When these sa-mRNA “vaccines” are forced upon us, we have the ability to apply EARLY treatment to neutralize them. HOWEVER, the potential deleterious effects of the LNP that encapsulate them remain a mystery yet to be fully revealed. So bear that in mind.
Ensure that you remain Zinc sufficient according to your age and risk profile. But given the toxicity of excess Zinc in the body over a longer duration, DO NOT OVERDO your Zinc supplementation. 15mg of ELEMENTAL Zinc is considered the normal requirement for adults. And Zinc Sulfate only contains 21% elemental Zinc, which translates into 50mg tablets.
As we sum up this story, the most obvious point is that a compelling argument can be made that Big Pharma SACRIFICED millions of people TO DIE around the planet from SARS-2. It’s quite plausible that demonization of EARLY treatment, RdRP inhibitors, was to protect these sa-mRNA vaccines into which they had poured so much time and money over the past decades (Arcturus, for example, was founded in 2013).
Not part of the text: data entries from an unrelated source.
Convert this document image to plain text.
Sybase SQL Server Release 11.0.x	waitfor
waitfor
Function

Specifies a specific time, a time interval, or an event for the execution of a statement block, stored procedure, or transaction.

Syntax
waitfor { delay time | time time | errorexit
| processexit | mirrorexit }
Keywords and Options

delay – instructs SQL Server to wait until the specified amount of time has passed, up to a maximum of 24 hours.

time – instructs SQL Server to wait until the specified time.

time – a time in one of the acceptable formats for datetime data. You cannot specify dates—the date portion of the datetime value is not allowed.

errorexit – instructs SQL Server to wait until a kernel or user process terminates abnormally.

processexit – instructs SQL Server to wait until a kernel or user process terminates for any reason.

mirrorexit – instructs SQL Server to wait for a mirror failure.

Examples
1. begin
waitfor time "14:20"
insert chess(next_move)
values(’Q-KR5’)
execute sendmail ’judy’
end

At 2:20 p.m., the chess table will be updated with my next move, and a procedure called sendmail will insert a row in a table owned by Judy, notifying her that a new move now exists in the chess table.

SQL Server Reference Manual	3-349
It requires a lot of money to ramp up these kinds of facilities. And, of course, these EARLY treatment protocols, with the exception of Ivermectin, were BASED UPON the research pioneered by their chief “Wonder Boy”, Dr. Ralph Baric. And his research was tested for the first time in humans by Dr. Vladimir “Zev” Zelenko (Zelenko Protocol).
Note": As I was recently researching and writing this article, I happened across this video posted a year ago, from noted cadilogist/lawyer Dr. Richard Fleming, who provided a very extensive and informative discussion of mRNA and sa-mRNA vaccine issues. You might want to watch it.
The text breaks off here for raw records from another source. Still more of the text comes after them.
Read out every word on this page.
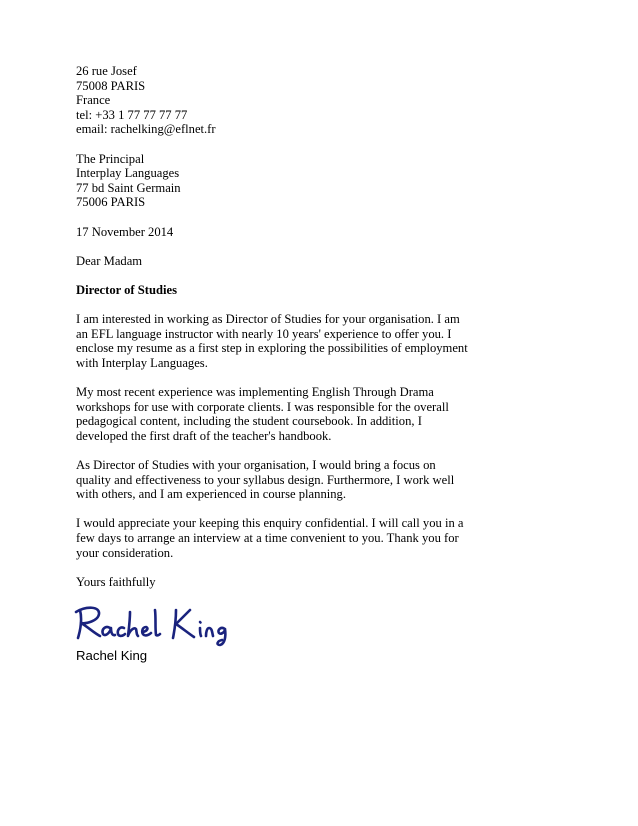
26 rue Josef
75008 PARIS
France
tel: +33 1 77 77 77 77
email: rachelking@eflnet.fr
The Principal
Interplay Languages
77 bd Saint Germain
75006 PARIS
17 November 2014
Dear Madam
Director of Studies
I am interested in working as Director of Studies for your organisation. I am
an EFL language instructor with nearly 10 years' experience to offer you. I
enclose my resume as a first step in exploring the possibilities of employment
with Interplay Languages.
My most recent experience was implementing English Through Drama
workshops for use with corporate clients. I was responsible for the overall
pedagogical content, including the student coursebook. In addition, I
developed the first draft of the teacher's handbook.
As Director of Studies with your organisation, I would bring a focus on
quality and effectiveness to your syllabus design. Furthermore, I work well
with others, and I am experienced in course planning.
I would appreciate your keeping this enquiry confidential. I will call you in a
few days to arrange an interview at a time convenient to you. Thank you for
your consideration.
Yours faithfully
Rachel King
RdRP inhibiting EARLY treatment protocols, based upon Ralph Baric’s 2010 Zinc + Ionophores (HCQ, EGCG, Quercetin.. etc) research, as well as Ivermectin, had to be suppressed because they threatened to throw a MONKEY WRENCH into their Self-Amplifying mRNA vaccine “machinery”.
And if those EARLY treatment protocols would disrupt sa-mRNA RdRP functionality, it IMPLICITLY SIGNIFIES that such protocols work against “live” RNA viruses as well, just as Baric demonstrated “in vivo” and Zelenko and others proved in human beings.
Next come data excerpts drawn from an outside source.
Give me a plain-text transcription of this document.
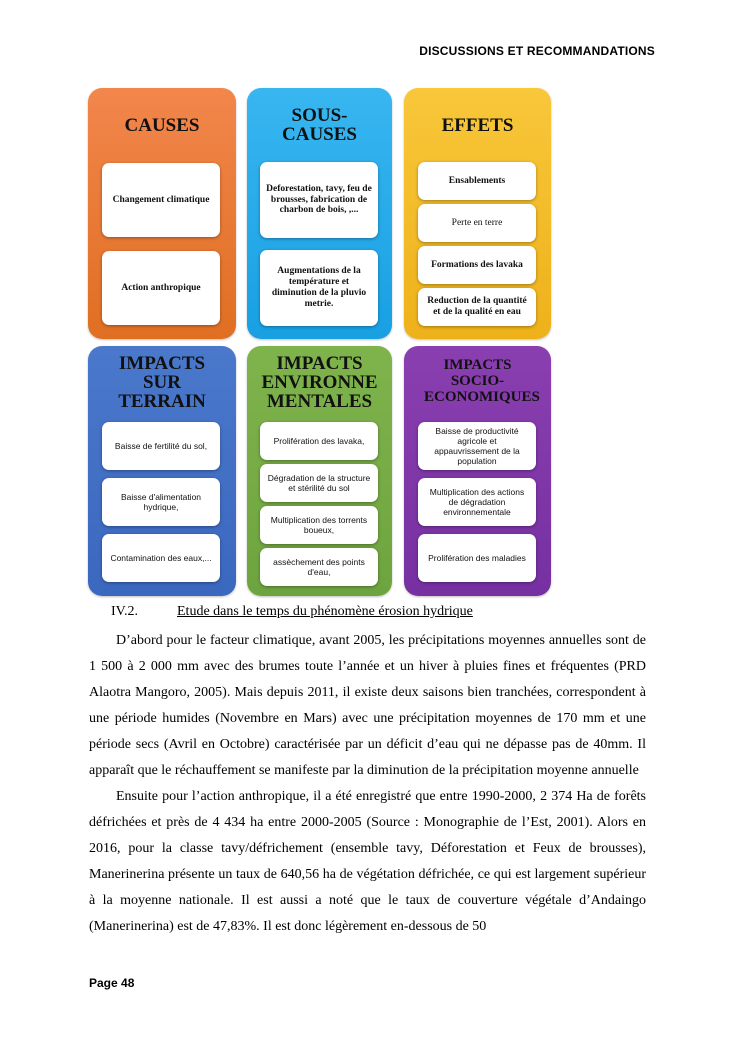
DISCUSSIONS ET RECOMMANDATIONS
CAUSES
Changement climatique
Action anthropique
SOUS-CAUSES
Deforestation, tavy, feu de brousses, fabrication de charbon de bois, ,...
Augmentations de la température et diminution de la pluvio metrie.
EFFETS
Ensablements
Perte en terre
Formations des lavaka
Reduction de la quantité et de la qualité en eau
IMPACTS SUR TERRAIN
Baisse de fertilité du sol,
Baisse d'alimentation hydrique,
Contamination des eaux,...
IMPACTS ENVIRONNE MENTALES
Prolifération des lavaka,
Dégradation de la structure et stérilité du sol
Multiplication des torrents boueux,
assèchement des points d'eau,
IMPACTS SOCIO-ECONOMIQUES
Baisse de productivité agricole et appauvrissement de la population
Multiplication des actions de dégradation environnementale
Prolifération des maladies
IV.2.	Etude dans le temps du phénomène érosion hydrique

D’abord pour le facteur climatique, avant 2005, les précipitations moyennes annuelles sont de 1 500 à 2 000 mm avec des brumes toute l’année et un hiver à pluies fines et fréquentes (PRD Alaotra Mangoro, 2005). Mais depuis 2011, il existe deux saisons bien tranchées, correspondent à une période humides (Novembre en Mars) avec une précipitation moyennes de 170 mm et une période secs (Avril en Octobre) caractérisée par un déficit d’eau qui ne dépasse pas de 40mm. Il apparaît que le réchauffement se manifeste par la diminution de la précipitation moyenne annuelle

Ensuite pour l’action anthropique, il a été enregistré que entre 1990-2000, 2 374 Ha de forêts défrichées et près de 4 434 ha entre 2000-2005 (Source : Monographie de l’Est, 2001). Alors en 2016, pour la classe tavy/défrichement (ensemble tavy, Déforestation et Feux de brousses), Manerinerina présente un taux de 640,56 ha de végétation défrichée, ce qui est largement supérieur à la moyenne nationale. Il est aussi a noté que le taux de couverture végétale d’Andaingo (Manerinerina) est de 47,83%. Il est donc légèrement en-dessous de 50

Page 48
That strongly implies that THEY KNEW RdRP inhibiting EARLY treatments were EFFECTIVE. And if the world learned about them, it would undermine, if not nullify, the entire reason for the Big Pharma vaccine industry to exist (at least for RNA viruses) and with it, their profits, as well as the tool for globalist control over the world’s population. They would no longer be able to use viral pandemics as a fear-mongering device to induce compliance by the world population.
And companies like Arcturus Therapeutics will see their business model completely unravel when confronted with the reality of RdRP inhibiting EARLY treatment options. And with it, the loss of a profit motive for the WHO treaty that is about to be finalized this month, rendering unto it, ultimate sovereign control over global pandemic response.